10 Things I Hate About You, dir. Gil Junger (1999)
The Taming of the Shrew is not one of Shakespeare’s better plays. But that really doesn’t matter, because 10 Things I Hate About You is a masterpiece. Or at least it’s a (the?) masterpiece of the 90s teen romantic comedy genre. Starring Julia Stiles (who is brilliant in this movie), Heath Ledger, Joseph Gordon-Levitt, and Larisa Oleynik, overflowing with witty repartee (which, by the way, reflects the experience of a contemporaneous viewer of one of Shakespeare’s play), it is a delight at every turn—while still asking some of the same questions the original play did: Who should have control? How is real love made and shown? What is everyone wearing?
3.
Richard III, dir. Richard Loncraine (1995)
It’s probably Shakespeare’s fault that Richard III is so widely thought of as a villain (reading The Daughter of Time changed a lot for me, I admit—he’s innocent!), and Sir Ian McKellen’s Richard—set in a hypnotic 1930s-esque alternate England—is the most villainous version I have ever seen, and the best. He is very evil, and self-aware, and uncannily sexy. Roger Ebert called the movie “perversely entertaining” and compared McKellen’s Richard to Hannibal Lecter, which is apt. Also: Annette Bening, Jim Broadbent, Robert Downey Jr., Nigel Hawthorne, Dame Maggie Smith, and Dominic West (again).
“There is a wonderful tension in this movie between a history that never happened and what might have happened,” said McKellen in notes about the movie on his website. “Is it credible, could there be such horror going on in such high places? Well, yes: in this century of tyranny, the 1930s is the most recent period of history when it was possible for an English King to rise to a political dictator. When you put this amazing old story in a believable modern setting, it will hopefully raise the hair on the back of your neck, and you won’t be able to dismiss it as ‘just a movie’ or, indeed, as ‘just old-fashioned Shakespeare.'” It certainly is not.
2.
Romeo + Juliet, dir. Baz Luhrmann (1996)
Baz Luhrmann is always divisive, but I think this one takes home the title as the most iconic 90s Shakespeare movie—which doesn’t necessarily have any bearing on how good it is. Except of course it does, because nostalgia! Also, it’s amazing. I mean, for the soundtrack alone it should crack the Top 5: Radiohead, the Cardigans, Garbage, Everclear (personal teen angst fave, don’t @ me). Luhrmann’s dizzy, dramatic phantasmagoria of teenage dreams turns the Montagues and Capulets into two rival mob families fighting it out in Verona Beach. Claire Danes, only 17 at the time, is obviously divine as Juliet (apparently she was third choice, after Natalie Portman (too young next to 21-year-old DiCaprio) and Sarah Michelle Gellar (scheduling conflicts), but now she seems unimpeachable in the role), but John Leguizamo is almost more memorable as Tybalt. The whole thing is messy, overblown, and glitter-encrusted, but endlessly magical—the feature film equivalent of that first true lovers’ glance across the room.
1.
Hamlet, dir. Kenneth Branagh (1996)
Sorry, I can’t help it—I’m a purist. Branagh’s Hamlet was the first film to depict the play unabridged, running over four hours. It’s wonderful. All four hours are riveting, which is reason enough to win it the top spot here. Branagh, silly though I sometimes find him, even elevates the now-tired “to be or not to be” soliloquy—it is so perfectly shot in front of that disorienting mirror. The whole production is grand, visually intense and scrupulously acted—I would expect nothing less with the talent on hand (just to scratch the surface of the huge and very famous cast, we have Derek Jacobi, Kate Winslet, Robin Williams, Timothy Spall—even Billy Crystal as a gravedigger), but even so, this movie is a triumph.
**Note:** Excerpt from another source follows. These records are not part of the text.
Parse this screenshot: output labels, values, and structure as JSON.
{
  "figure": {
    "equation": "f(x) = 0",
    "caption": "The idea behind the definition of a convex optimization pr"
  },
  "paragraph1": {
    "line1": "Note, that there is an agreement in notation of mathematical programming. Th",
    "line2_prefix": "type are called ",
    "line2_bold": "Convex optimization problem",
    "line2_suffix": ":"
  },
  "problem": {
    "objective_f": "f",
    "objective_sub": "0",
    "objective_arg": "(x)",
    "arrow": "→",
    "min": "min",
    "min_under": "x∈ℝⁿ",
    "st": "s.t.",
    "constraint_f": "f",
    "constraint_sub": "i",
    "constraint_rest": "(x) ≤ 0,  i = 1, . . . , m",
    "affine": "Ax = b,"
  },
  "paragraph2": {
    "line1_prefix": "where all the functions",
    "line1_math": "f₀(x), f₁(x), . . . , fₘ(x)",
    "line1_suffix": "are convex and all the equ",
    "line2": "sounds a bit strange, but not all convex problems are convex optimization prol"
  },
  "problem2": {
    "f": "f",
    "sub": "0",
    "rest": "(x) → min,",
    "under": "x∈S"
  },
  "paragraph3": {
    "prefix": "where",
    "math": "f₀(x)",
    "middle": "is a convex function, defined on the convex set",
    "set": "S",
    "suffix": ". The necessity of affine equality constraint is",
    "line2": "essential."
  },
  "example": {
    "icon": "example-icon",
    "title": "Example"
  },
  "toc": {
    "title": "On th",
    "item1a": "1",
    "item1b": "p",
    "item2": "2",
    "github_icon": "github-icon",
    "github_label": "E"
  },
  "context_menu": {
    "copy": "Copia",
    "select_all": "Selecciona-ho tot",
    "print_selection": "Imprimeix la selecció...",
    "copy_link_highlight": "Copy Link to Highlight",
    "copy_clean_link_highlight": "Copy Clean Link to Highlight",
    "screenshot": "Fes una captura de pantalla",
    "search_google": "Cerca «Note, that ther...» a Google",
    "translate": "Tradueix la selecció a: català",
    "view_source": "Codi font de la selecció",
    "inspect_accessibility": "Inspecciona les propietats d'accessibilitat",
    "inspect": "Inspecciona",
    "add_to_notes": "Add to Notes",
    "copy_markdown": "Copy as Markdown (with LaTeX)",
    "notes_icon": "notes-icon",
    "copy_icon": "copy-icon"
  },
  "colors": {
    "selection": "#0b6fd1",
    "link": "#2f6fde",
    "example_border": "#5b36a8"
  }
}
Honorable Mention: Romeo.Juliet, dir. Armondo Linus Acosta (1990)
I would love nothing better than to rank this all-feral-cats production (you heard me) of Romeo and Juliet, for which Acosta filmed the cats of Venice (108 of them) for hundreds of hours and then had them voiced by Maggie Smith, Ben Kingsley, Vanessa Redgrave, and John Hurt (who also plays the bag lady herding the cats on a boat to the new world, the only human character in the movie) and set the whole thing to Sergei Prokofiev’s Romeo and Juliet as performed by the London Symphony Orchestra—but I can’t find it anywhere. From what I can tell, it looks amazing.